Invariavelmente, os médicos influenciadores conjugam a conta no Instagram com podcasts, canal no YouTube, entradas no TikTok e/ou programas de TV, uma plataforma retroalimentando a outra.
Tamanha audiência vem chamando a atenção de associações médicas para aspectos éticos da atividade, na tentativa de regular o que ainda é possível ser regulado nesse metiê visando à boa saúde do usuário. A recente decisão da Meta, dona do Instagram, WhatsApp e Facebook, de encerrar seu programa de checagem de fatos nos Estados Unidos acentuou essa preocupação.

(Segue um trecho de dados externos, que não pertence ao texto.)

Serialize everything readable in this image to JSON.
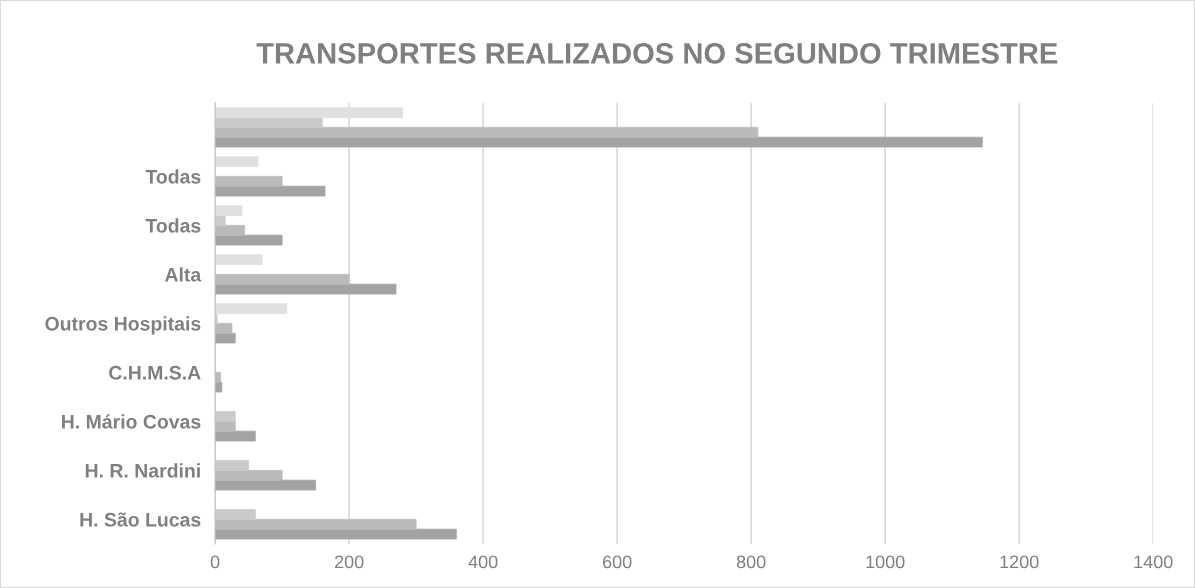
{
  "chart_data": {
    "type": "bar",
    "orientation": "horizontal",
    "title": "TRANSPORTES REALIZADOS NO SEGUNDO TRIMESTRE",
    "categories": [
      null,
      "Todas",
      "Todas",
      "Alta",
      "Outros Hospitais",
      "C.H.M.S.A",
      "H. Mário Covas",
      "H. R. Nardini",
      "H. São Lucas"
    ],
    "series": [
      {
        "color": "#a3a3a3",
        "values": [
          1145,
          164,
          100,
          270,
          30,
          10,
          60,
          150,
          360
        ]
      },
      {
        "color": "#bababa",
        "values": [
          810,
          100,
          44,
          200,
          25,
          8,
          30,
          100,
          300
        ]
      },
      {
        "color": "#cbcbcb",
        "values": [
          160,
          0,
          15,
          0,
          3,
          null,
          30,
          50,
          60
        ]
      },
      {
        "color": "#e0e0e0",
        "values": [
          280,
          64,
          40,
          70,
          107,
          0,
          0,
          0,
          0
        ]
      }
    ],
    "xlim": [
      0,
      1400
    ],
    "xticks": [
      0,
      200,
      400,
      600,
      800,
      1000,
      1200,
      1400
    ],
    "grid": "x",
    "legend": false
  }
}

A American Medical Association (Associação Médica Americana) tem entre seus princípios éticos, por exemplo, uma série de tópicos relativos ao uso das redes sociais por parte dos médicos, com ênfase na privacidade e no consentimento informado dos pacientes quanto a imagens e dados pessoais. A British Medical Association (Associação Médica Britânica) também conta com um manual nesse sentido, lembrando que a informalidade e o imediatismo das mídias sociais são pontos fortes do meio, mas também uma armadilha em potencial. “Uma boa regra prática é não postar quando estiver bravo, bêbado ou emocionado”, afirma o texto dirigido aos médicos.
No Brasil, o Conselho Federal de Medicina (CFM) se diz ciente da questão. “Estamos vivendo uma epidemia de influencers na área de saúde, e isso é uma coisa à qual precisamos reagir”, afirma Jeancarlo Fernandes Cavalcante, 3º vice-presidente da entidade.

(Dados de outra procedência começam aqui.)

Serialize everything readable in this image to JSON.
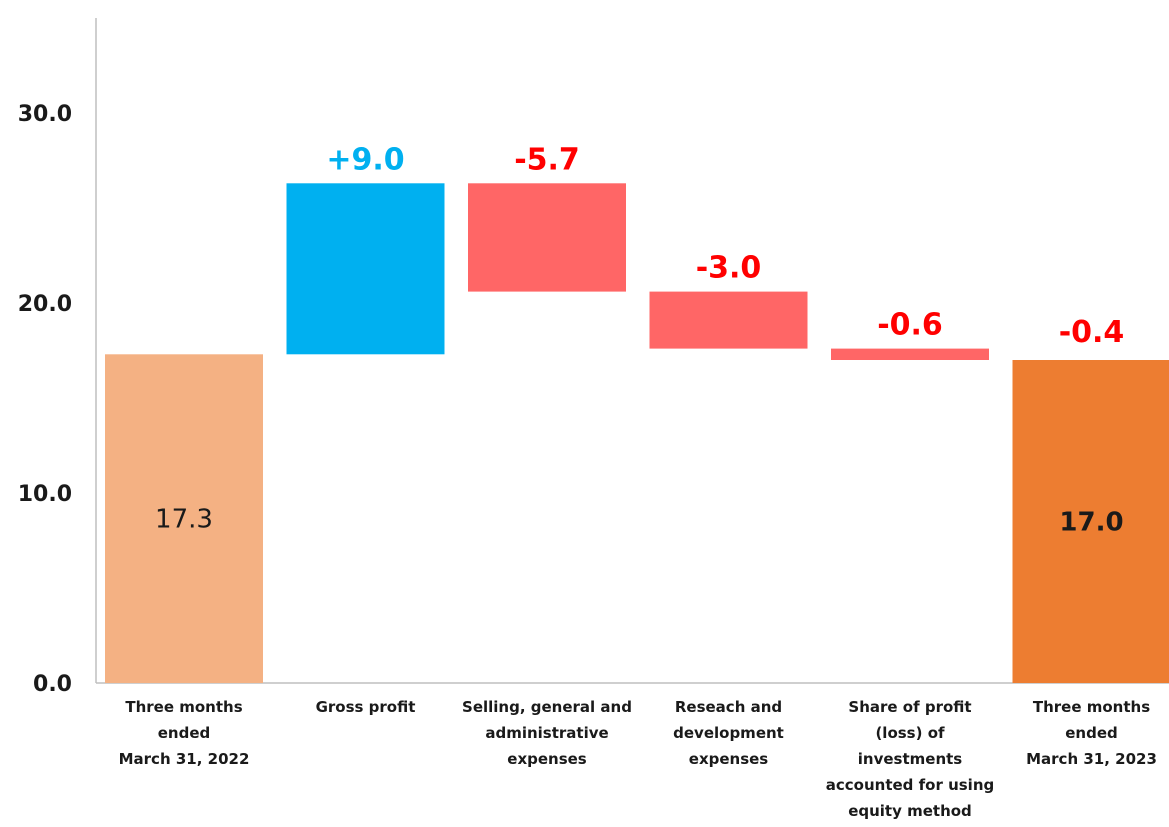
{
  "chart_data": {
    "type": "waterfall",
    "title": "",
    "xlabel": "",
    "ylabel": "",
    "ylim": [
      0,
      30
    ],
    "yticks": [
      "0.0",
      "10.0",
      "20.0",
      "30.0"
    ],
    "grid": false,
    "legend": "none",
    "categories": [
      [
        "Three months",
        "ended",
        "March 31, 2022"
      ],
      [
        "Gross profit"
      ],
      [
        "Selling, general and",
        "administrative",
        "expenses"
      ],
      [
        "Reseach and",
        "development",
        "expenses"
      ],
      [
        "Share of profit",
        "(loss) of",
        "investments",
        "accounted for using",
        "equity method"
      ],
      [
        "Three months",
        "ended",
        "March 31, 2023"
      ]
    ],
    "bars": [
      {
        "kind": "total",
        "value": 17.3,
        "label": "17.3",
        "label_position": "inside",
        "color": "#F4B183"
      },
      {
        "kind": "delta",
        "value": 9.0,
        "label": "+9.0",
        "label_position": "above",
        "color": "#00B0F0",
        "label_color": "#00B0F0"
      },
      {
        "kind": "delta",
        "value": -5.7,
        "label": "-5.7",
        "label_position": "above",
        "color": "#FF6666",
        "label_color": "#FF0000"
      },
      {
        "kind": "delta",
        "value": -3.0,
        "label": "-3.0",
        "label_position": "above",
        "color": "#FF6666",
        "label_color": "#FF0000"
      },
      {
        "kind": "delta",
        "value": -0.6,
        "label": "-0.6",
        "label_position": "above",
        "color": "#FF6666",
        "label_color": "#FF0000"
      },
      {
        "kind": "total",
        "value": 17.0,
        "label": "17.0",
        "label_position": "inside",
        "color": "#ED7D31",
        "extra_label": "-0.4",
        "extra_label_color": "#FF0000"
      }
    ]
  }
}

Uma das reações do CFM seria a Resolução 2336, de 2023, conhecida como Manual da Publicidade Médica, que autoriza o médico a mostrar seu trabalho nas redes sociais, mas com ressalvas. Pode-se divulgar preços de consultas, mas não de procedimentos. É permitido compartilhar elogios sobre a própria atuação feitos em postagens de terceiros ou de pacientes, contanto que não mais do que dois por semestre (a repostagem é considerada postagem) e que não sejam sensacionalistas. Participar de publicidade de medicamento, insumo médico, equipamento, alimento e quaisquer outros produtos que induzam à garantia de resultados, nem pensar. Assim como é vedado ao influencer anunciar que trata de sistemas orgânicos, órgãos ou doenças específicas quando não for especialista.

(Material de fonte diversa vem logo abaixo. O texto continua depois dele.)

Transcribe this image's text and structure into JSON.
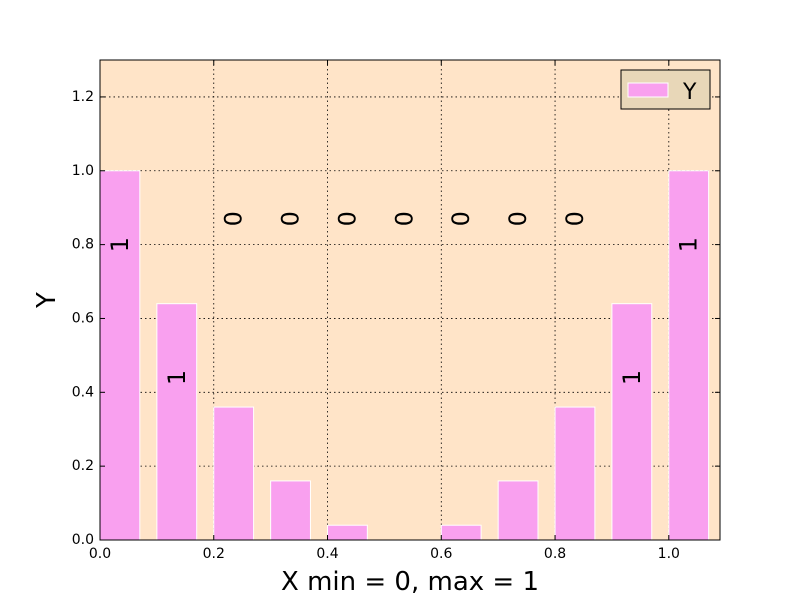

“A maior parte dos influenciadores é generalista”, afirma Cavalcante. “Muitas vezes são recém-formados, e é aí que está o maior perigo.”
O conselheiro indica ao usuário, antes de tudo, digitar o nome do médico no portal do CFM ou do respectivo Conselho Regional de atuação e buscar o RQE, Registro de Qualificação de Especialista, conferido a quem fez residência ou obteve o título pela Associação Médica Brasileira (AMB).
“Se o conteúdo do que está falando é legítimo, cientificamente comprovado, o generalista pode fazer publicidade, mas não pode se anunciar como especialista ou anunciar especialidades que não existem. Medicina quântica, por exemplo, não existe”, completa Cavalcante.
Ciência como base
Com 1,1 milhão de seguidores no Instagram, o cardiologista paulistano Roberto Kalil Filho (@drrobertokalil), de 65 anos, diretor clínico do Instituto do Coração e professor titular da Faculdade de Medicina da USP, tem evidentes no seu perfil os dois registros, o CRM e o RQE, como oficialmente requisitado. Mas entende que, para o usuário, o mais importante é passar informação conforme o protocolo das sociedades médicas. “Um conteúdo médico, quando postado, tem de ser extremamente baseado em ciência”, afirma.
Kalil e sua equipe selecionam os temas muito pela curiosidade dos próprios seguidores, mas também quando há pesquisas relevantes, como um estudo do InCor sobre os efeitos nocivos do cigarro eletrônico, divulgado em novembro passado. Kalil entrevistou uma das autoras da pesquisa, nos moldes do que faz no programa Sinais Vitais, da CNN Brasil, também reproduzido em postagens no Instagram. “Meu objetivo é pouco teatro e muita medicina”, diz. “Tudo é no sentido de informar, e não de tratar o paciente”, esclarece, reiterando que não faz consulta por rede social.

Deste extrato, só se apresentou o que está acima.